XML was genuinely better than fix-width data formats (COBOL) or character-separated fields (CSV, HL7) for most APIs. Hierarchical deeply nested trees of data were the future. Everyone uses JSON or a more industrial format like protobuf/avro/BSON to represent such data now, but it wasn't necessarily wrong to point at XML and say it was an improvement.
The problem with XML is precisely that it is so much more than simple hierarchical, nested trees of data. The fact that in a casual conversation XML is reduced to hierarchical trees of data pretending the rest of XML does not exist more than proves OP's point.
I'm not pretending anything and I hate XML. I would still rather use it than HL7, because it's a hierarchical tree of data and HL7 is not. OP's point is that almost nobody wants to use XML anymore; my point is that almost nobody wants a Ford Model T as their daily driver anymore either, and yet it was still the future, in a certain sense.
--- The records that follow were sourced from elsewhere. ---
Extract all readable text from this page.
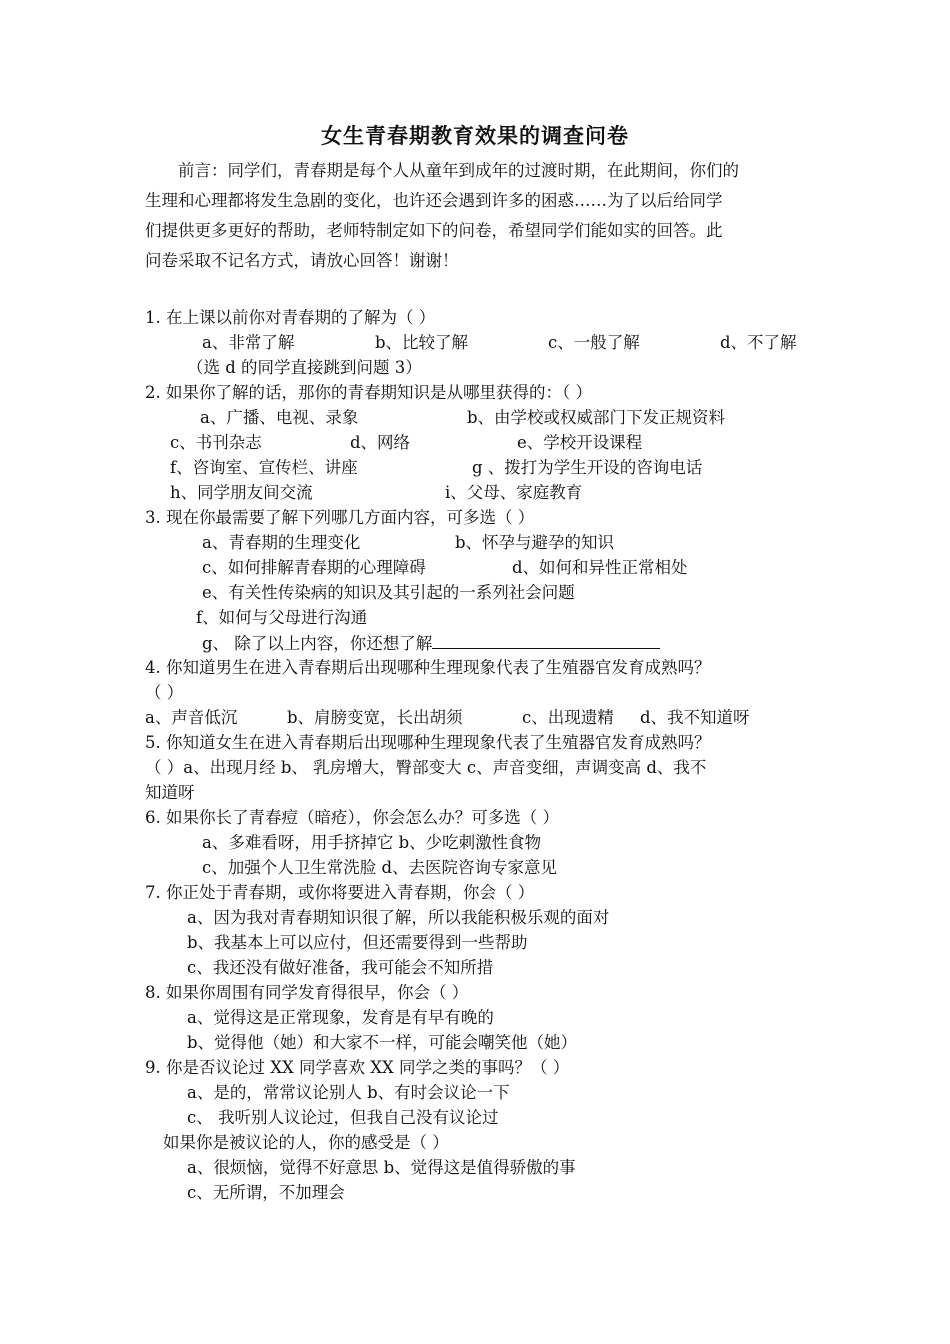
女生青春期教育效果的调查问卷
前言：同学们，青春期是每个人从童年到成年的过渡时期，在此期间，你们的
生理和心理都将发生急剧的变化，也许还会遇到许多的困惑……为了以后给同学
们提供更多更好的帮助，老师特制定如下的问卷，希望同学们能如实的回答。此
问卷采取不记名方式，请放心回答！谢谢！
1. 在上课以前你对青春期的了解为（ ）
a、非常了解	b、比较了解	c、一般了解	d、不了解
（选 d 的同学直接跳到问题 3）
2. 如果你了解的话，那你的青春期知识是从哪里获得的：（ ）
a、广播、电视、录象	b、由学校或权威部门下发正规资料
c、书刊杂志	d、网络	e、学校开设课程
f、咨询室、宣传栏、讲座	g 、拨打为学生开设的咨询电话
h、同学朋友间交流	i、父母、家庭教育
3. 现在你最需要了解下列哪几方面内容，可多选（ ）
a、青春期的生理变化	b、怀孕与避孕的知识
c、如何排解青春期的心理障碍	d、如何和异性正常相处
e、有关性传染病的知识及其引起的一系列社会问题
f、如何与父母进行沟通
g、 除了以上内容，你还想了解
4. 你知道男生在进入青春期后出现哪种生理现象代表了生殖器官发育成熟吗？
（ ）
a、声音低沉	b、肩膀变宽，长出胡须	c、出现遗精 d、我不知道呀
5. 你知道女生在进入青春期后出现哪种生理现象代表了生殖器官发育成熟吗？
（ ）a、出现月经 b、 乳房增大，臀部变大 c、声音变细，声调变高 d、我不
知道呀
6. 如果你长了青春痘（暗疮），你会怎么办？可多选（ ）
a、多难看呀，用手挤掉它 b、少吃刺激性食物
c、加强个人卫生常洗脸 d、去医院咨询专家意见
7. 你正处于青春期，或你将要进入青春期，你会（ ）
a、因为我对青春期知识很了解，所以我能积极乐观的面对
b、我基本上可以应付，但还需要得到一些帮助
c、我还没有做好准备，我可能会不知所措
8. 如果你周围有同学发育得很早，你会（ ）
a、觉得这是正常现象，发育是有早有晚的
b、觉得他（她）和大家不一样，可能会嘲笑他（她）
9. 你是否议论过 XX 同学喜欢 XX 同学之类的事吗？（ ）
a、是的，常常议论别人 b、有时会议论一下
c、 我听别人议论过，但我自己没有议论过
如果你是被议论的人，你的感受是（ ）
a、很烦恼，觉得不好意思 b、觉得这是值得骄傲的事
c、无所谓，不加理会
XML is so much more than hierarchical data serialization format. In a typical conversation XML generally means "JSON-compatible subset of XML" as if the other parts do not even exist. Like in the meme "Javascript vs Javascript the good parts".
XML never really took off, only the parts that make up "different flavor of JSON".
I quite like FHIR. My experience with using it has been that everyone seems to implement it slightly differently, but it does a better job at being human-readable. It was much easier for us and our partners to work with than regular HL7.
Some things were a bit weird. From memory it had big lists of records all mixed together as the implementation of references.